We had a very active week here. We hiked a scenic shady trail called Mineral Ridge right from Beauty Creek Campground where we stayed, we kayaked on Hayden Lake, which was beautiful but a bit too busy for us to fully enjoy, and we rode on two fabulous bike trails.

View from the Mineral Ridge Trail overlooking the lake and Beauty Bay
Our first ride was the Trail of the Coeur d'Alenes, which is paved for 71 miles. We cycled along for just 15 of those miles at a section of the trail that runs alongside Lake Coeur d'Alene from Harrison. The trail hugs the shoreline until you pass over an old rail bridge to the other side at Heyburn State Park.

Midpoint rest on the Trail of the Coeur d'Alenes
The second bike ride was not lakeside but was no less spectacular and if I had ever actually heard of it before this week, it would have been on my bucket list. It is the Route of the Hiawatha, a repurposed railway line that is now one of the most fantastic bike trails you could imagine. You pay $10 for a one day trail pass, and another $9 if you want to be shuttled back up to save your calf muscles on the return journey. We decided on the muscle-saving route - cycling uphill is not my thing. 

Inside the spooky tunnel
The trail begins at East Portal Trailhead and immediately you see this is a different kind of trail. The first 1.7 miles takes you through a railway tunnel, completely pitch black, freezing like a meat locker and unlike any cycling we had ever done before. (Note - I don't recommend this to anyone who is claustrophobic.) We had very meager lights on our bikes and I forgot to bring our camping headlamps, so we actually found this part quite scary and disorienting, but invigorating.
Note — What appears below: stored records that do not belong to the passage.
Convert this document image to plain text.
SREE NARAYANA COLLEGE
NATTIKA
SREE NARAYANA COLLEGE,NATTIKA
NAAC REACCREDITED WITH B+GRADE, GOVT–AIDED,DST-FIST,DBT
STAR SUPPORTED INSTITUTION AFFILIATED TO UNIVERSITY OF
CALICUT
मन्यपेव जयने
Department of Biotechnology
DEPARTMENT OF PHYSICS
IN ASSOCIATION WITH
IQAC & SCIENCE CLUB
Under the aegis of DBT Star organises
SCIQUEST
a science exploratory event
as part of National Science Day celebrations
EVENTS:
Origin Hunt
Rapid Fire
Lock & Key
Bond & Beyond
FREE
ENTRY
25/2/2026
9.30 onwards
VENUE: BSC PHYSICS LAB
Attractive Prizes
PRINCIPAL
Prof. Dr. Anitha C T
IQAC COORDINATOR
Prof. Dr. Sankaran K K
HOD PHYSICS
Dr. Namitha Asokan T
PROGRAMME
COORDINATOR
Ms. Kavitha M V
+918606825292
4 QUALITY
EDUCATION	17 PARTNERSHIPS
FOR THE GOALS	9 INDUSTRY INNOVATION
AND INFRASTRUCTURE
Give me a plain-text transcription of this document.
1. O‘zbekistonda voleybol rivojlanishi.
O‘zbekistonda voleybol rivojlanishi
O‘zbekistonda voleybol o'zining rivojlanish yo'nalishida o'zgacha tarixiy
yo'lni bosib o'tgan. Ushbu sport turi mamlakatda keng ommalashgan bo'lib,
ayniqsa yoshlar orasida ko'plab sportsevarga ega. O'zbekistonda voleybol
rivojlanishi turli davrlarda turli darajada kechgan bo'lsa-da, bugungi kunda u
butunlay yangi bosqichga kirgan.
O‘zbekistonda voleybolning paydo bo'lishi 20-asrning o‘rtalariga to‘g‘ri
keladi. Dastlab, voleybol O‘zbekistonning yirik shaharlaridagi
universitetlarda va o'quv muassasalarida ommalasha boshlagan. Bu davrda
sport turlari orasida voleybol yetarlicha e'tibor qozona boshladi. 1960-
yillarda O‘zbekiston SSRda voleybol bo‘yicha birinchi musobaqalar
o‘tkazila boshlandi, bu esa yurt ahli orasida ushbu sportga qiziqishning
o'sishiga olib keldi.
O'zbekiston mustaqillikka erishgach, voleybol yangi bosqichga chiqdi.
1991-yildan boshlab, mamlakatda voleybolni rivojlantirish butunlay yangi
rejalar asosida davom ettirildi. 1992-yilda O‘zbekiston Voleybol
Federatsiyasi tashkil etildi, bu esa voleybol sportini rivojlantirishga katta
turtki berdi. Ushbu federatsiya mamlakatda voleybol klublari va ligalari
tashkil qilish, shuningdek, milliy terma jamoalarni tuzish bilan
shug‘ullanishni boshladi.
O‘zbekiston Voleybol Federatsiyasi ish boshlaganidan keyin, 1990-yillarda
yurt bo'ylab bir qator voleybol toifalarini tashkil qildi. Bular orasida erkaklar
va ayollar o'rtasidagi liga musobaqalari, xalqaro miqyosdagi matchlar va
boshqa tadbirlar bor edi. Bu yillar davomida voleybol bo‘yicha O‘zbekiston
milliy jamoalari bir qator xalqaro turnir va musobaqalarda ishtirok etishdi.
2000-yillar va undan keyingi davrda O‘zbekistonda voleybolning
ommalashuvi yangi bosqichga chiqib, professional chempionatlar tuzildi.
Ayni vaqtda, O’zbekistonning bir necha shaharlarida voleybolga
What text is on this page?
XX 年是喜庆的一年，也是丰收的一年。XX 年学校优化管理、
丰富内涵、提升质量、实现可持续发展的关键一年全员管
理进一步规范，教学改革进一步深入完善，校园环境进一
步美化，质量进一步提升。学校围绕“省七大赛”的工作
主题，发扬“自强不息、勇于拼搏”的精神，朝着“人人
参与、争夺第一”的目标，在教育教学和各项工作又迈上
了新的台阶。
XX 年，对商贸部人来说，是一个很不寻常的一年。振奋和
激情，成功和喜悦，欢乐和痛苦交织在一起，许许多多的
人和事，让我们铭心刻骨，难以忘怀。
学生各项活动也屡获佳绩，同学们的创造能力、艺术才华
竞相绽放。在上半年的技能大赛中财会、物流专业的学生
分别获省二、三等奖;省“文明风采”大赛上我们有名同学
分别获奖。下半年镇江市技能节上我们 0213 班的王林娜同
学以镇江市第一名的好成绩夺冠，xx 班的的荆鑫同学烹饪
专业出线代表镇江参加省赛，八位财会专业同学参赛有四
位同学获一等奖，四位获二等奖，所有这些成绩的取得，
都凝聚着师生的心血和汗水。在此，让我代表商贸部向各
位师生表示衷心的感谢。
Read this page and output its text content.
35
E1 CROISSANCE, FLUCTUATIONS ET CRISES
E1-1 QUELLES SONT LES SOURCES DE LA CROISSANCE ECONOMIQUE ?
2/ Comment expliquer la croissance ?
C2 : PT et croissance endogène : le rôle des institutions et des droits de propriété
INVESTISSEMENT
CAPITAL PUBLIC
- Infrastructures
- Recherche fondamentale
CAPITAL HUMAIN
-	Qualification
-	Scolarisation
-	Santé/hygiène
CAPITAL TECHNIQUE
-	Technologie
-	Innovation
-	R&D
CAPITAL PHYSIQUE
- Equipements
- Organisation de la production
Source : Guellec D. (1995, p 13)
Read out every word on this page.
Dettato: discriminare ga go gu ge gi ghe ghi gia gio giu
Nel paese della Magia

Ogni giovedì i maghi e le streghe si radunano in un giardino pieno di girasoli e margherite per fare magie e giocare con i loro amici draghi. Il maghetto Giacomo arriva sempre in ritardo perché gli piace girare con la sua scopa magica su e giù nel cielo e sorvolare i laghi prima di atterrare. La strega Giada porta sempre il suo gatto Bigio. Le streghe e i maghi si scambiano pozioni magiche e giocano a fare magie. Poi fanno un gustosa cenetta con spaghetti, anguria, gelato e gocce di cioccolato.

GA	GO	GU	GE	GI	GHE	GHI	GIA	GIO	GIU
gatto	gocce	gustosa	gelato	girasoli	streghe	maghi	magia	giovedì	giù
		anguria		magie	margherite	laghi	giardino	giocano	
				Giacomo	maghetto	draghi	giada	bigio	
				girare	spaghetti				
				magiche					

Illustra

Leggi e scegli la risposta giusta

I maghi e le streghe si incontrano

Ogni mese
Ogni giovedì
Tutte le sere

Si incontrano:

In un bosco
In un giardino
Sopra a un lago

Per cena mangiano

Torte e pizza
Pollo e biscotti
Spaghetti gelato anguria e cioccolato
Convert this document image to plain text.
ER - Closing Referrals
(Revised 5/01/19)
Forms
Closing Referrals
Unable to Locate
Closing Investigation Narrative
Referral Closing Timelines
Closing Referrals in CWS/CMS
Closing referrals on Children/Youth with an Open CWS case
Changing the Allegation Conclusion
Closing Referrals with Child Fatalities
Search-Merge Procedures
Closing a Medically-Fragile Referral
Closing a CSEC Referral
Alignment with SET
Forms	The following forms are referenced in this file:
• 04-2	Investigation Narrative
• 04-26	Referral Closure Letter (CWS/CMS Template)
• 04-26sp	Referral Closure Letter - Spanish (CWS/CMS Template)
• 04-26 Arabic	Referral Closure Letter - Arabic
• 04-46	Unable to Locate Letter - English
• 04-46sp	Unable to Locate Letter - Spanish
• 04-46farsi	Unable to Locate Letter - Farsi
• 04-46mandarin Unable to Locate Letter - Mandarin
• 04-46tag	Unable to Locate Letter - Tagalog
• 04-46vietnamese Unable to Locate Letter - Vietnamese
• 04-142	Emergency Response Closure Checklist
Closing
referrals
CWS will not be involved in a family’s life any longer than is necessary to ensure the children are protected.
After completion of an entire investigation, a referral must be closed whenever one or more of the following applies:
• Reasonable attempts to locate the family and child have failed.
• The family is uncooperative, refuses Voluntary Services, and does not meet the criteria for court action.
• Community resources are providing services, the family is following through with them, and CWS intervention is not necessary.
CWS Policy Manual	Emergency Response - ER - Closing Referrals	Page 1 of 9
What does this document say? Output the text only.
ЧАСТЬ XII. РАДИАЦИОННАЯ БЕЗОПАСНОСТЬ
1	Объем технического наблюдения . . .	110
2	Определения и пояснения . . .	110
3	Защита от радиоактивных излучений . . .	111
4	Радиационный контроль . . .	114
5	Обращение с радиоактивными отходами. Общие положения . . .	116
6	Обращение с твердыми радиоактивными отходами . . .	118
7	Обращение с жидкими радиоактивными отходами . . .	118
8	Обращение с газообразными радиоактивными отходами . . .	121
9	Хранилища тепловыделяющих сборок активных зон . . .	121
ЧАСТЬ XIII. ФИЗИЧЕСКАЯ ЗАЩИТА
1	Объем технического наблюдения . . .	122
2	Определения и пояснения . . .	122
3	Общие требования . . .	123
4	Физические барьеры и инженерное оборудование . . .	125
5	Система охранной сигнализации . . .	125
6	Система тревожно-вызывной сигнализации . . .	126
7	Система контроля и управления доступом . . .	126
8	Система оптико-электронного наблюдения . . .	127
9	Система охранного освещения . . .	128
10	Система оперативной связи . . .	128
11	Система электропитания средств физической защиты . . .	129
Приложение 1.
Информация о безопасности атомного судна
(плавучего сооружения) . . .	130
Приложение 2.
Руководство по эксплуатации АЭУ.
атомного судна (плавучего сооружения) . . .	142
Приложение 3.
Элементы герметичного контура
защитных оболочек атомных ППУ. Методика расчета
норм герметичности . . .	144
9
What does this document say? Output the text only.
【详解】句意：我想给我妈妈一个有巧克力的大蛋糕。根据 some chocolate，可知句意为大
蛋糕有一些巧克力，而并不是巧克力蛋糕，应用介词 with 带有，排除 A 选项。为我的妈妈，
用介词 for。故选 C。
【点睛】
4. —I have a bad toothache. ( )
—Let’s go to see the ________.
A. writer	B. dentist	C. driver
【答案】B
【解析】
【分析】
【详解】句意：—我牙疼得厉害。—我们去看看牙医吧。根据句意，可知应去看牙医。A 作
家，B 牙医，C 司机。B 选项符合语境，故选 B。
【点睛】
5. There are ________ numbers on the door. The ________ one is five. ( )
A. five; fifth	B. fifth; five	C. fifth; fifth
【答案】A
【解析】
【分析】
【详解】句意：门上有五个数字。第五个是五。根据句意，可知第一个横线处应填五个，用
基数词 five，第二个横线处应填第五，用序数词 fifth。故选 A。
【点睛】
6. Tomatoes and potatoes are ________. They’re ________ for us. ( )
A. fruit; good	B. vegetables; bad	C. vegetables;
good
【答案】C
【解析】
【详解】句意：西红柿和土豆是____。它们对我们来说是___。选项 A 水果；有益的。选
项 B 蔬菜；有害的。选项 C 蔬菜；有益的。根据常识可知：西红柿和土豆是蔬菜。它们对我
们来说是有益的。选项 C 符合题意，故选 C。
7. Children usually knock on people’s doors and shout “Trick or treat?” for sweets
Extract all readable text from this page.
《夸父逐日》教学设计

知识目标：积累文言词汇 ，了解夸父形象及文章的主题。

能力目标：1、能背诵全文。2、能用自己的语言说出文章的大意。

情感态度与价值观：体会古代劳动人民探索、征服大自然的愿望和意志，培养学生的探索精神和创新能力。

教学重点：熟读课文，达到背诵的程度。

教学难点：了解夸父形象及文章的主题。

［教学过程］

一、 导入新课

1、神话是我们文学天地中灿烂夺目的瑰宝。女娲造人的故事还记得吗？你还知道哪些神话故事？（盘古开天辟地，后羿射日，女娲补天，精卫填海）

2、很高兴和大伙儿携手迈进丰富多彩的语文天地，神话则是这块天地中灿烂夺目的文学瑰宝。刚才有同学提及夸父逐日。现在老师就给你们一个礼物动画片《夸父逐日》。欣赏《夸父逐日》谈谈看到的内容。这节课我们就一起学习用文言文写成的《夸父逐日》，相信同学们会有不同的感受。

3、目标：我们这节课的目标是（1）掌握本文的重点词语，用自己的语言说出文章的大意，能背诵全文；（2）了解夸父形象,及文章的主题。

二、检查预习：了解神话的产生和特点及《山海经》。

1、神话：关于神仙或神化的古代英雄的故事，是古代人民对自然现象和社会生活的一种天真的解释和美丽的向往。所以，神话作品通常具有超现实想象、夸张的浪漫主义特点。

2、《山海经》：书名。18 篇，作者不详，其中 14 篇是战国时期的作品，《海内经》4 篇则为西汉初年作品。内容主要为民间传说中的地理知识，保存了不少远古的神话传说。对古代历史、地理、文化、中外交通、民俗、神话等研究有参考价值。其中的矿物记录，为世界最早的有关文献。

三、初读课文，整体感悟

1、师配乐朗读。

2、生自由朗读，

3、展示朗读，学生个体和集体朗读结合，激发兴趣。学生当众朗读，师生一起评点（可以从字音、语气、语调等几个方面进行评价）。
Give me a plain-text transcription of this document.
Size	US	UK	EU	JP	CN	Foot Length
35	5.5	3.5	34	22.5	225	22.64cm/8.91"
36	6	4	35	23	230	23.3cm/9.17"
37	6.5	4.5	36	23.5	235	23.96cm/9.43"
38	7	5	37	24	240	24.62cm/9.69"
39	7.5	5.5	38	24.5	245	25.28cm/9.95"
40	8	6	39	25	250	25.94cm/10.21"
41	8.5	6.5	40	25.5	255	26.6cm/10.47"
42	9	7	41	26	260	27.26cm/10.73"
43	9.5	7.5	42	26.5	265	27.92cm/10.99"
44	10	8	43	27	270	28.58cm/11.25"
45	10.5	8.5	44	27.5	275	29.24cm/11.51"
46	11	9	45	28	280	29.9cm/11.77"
It really is completely black so we had to have faith that the tunnel was indeed straight and we wouldn't smack into a wall. There are another nine tunnels on the trail but none are anywhere near this long. In fact only one other really plunges you into darkness and for a much shorter period of time. The 15 mile trail is mostly flat or slightly downhill (Yes!!) and in addition to the tunnels and the seven beautiful trestle bridges, you are surrounding by gorgeous mountain scenery.  

Iain emerges from the tunnel
At the end of the trail an optional shuttle takes you and your bike back up the hill. They drop you almost back at the beginning,. You actually have to go back through the 1.7 mile tunnel again to complete your return to the parking lot. This time we were much smarter and followed someone with much brighter headlamps than us and basked in their glow as we sped through the tunnel. The whole ride was a great thing to do and although a little pricey, it was a unique experience that I recommend highly.

You can see one of the trestle bridges in the background that we would be crossing later on the trail. Also note the critter by Iain's foot - they learned that cyclists often have snacks and ambushed us all along the trail! 
Finally, as if Coeur d'Alene hadn't offered enough already, we found a couple of fun beer-stops too. We especially loved Daft Badger, and Paragon Brewing, who don't brew their own beer but do have lots of choices on tap and some fantastic British/Irish Pub food.

With so much to offer I don't understand why Coeur d'Alene is not in the nation's travel consciousness. It's as great as any of those places that have been recommended to us. I won't tell you any more I'll just say "you must go!"


  1. That is a truly gorgeous area and one we must spend some time in too! We have only driven through and one time stopped to visit some folks we know (barely) at an incredibly beautiful old home right on Lake Coeur d'Alene. There is some serious money in that area and the shops reflect that! Thanks for putting this place back on my radar! Love the name: Daft Badger!

    1. We really did love it there. I agree on there being money around the lake. Some beautiful properties there - who knew!